See the full code in action here. My first two experiments with gravitational lensing were: Lensing, where I put a gravitational lensing effect on top of someone else's star field; and Cosmos, which features two simple FBM-based starfields. Both of them used a simple and arbitrary trick. This lensing method, which is more apparent in Cosmic Storm because of the background, rotates the ray direction by the correct angle of deflection as it passes the blackhole. This means that the effect isn't perfect because the path of the ray is a corner, not a curve.

This shader uses volumetric rendering, meaning rays are fired from a virtual camera through each pixel and as they pass through space they accumulate color. In my last post about the Hopf Fibration I mentioned that it would be really cool to learn about fluid dynamics because there is a certain solution to the Navier-Stokes equations whose flow lines are the projected circles of the Hopf fibration.
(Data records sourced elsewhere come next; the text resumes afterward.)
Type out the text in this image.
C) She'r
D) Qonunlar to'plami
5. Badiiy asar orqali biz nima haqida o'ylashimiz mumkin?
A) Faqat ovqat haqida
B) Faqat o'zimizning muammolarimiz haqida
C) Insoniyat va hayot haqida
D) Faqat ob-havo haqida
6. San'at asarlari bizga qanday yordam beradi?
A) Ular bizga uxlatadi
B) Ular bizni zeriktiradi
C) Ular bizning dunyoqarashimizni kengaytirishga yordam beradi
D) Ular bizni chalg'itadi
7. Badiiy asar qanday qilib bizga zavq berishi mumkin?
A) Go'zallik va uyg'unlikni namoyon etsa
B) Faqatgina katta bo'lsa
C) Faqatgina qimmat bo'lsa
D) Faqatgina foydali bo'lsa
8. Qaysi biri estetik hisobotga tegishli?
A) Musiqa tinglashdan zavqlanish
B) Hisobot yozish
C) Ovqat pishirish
I haven't really learned very much about fluid dynamics, but I got inspired by this shader's technique for rendering a 2D vector field. It uses Euler's method or the Runge-Kutta method to approximate the flow of an individual point under the velocity field. It samples a texture at two points along the flow and interpolates between the two colors based on time to make it look like the texture is moving. You can tell something similar is being used here because if you don't move the camera and look carefully you'll see that the image is periodic. Here's my 3D version of the color interpolation in GLSL:

vec3 interpolateColor(vec3 p){
float t1 = fract(0.5*time);
float t2 = fract(t1 + 0.5);
vec3 c1 = makeColor(approxFlow(p, t1 + 0.3));
vec3 c2 = makeColor(approxFlow(p, t2 + 0.3));
t1 = 2.0*abs(t1 - 0.5);
return mix(c1, c2, t1);

where t1 and t2 define the points in time where the flow will be approximated. approxFlow(vec3 p, float t) approximates the flow of point p at time t; it uses 5 iterations of the Runge-Kutta method. t1 is set to 2.0*abs(t1 - 0.5) before linearly interpolating so that the color at t2 fades in as the color at t1 fades out and vice versa. makeColor(vec3 p) makes a color based on the pressure and density of the solution to the Navier-Stokes equations. So here is the solution: $$v(x,y,z) = A \left(a^2+x^2+y^2+z^2\right)^{-2} \left( 2(-ay+xz), 2(ax+yz) , a^2-x^2-y^2+z^2 \right),$$ $$p(x,y,z) = -A^2B \left(a^2+x^2+y^2+z^2\right)^{-3},$$ $$\rho(x,y,z) = 3B\left(a^2+x^2+y^2+z^2\right)^{-1}$$ where $v$ is velocity, $p$ is pressure, $\rho$ is density, $a$ is the distance to the unit circle in the $xy$ plane, and $A$ and $B$ are the arbitrary constants which you can manipulate using the sliders above!

makeColor squishes pressure and density into the range $(0,\,1)$ with a logistic curve. It then calculates the hue of the color from the pressure, high pressure meaning more blue and lower pressure meaning more red, the reasoning being that high pressure corresponds to higher temperatures which in turn corresponds to higher frequency light being emitted from whatever gas is swirling around this blackhole. The brightness of the color is the based off of the density, with the reasoning being that regions with more atoms will emit more light.

This was a fun technique to experiment with, but it makes me more curious about the physics behind fluids and how fluid simulations are actually carried out.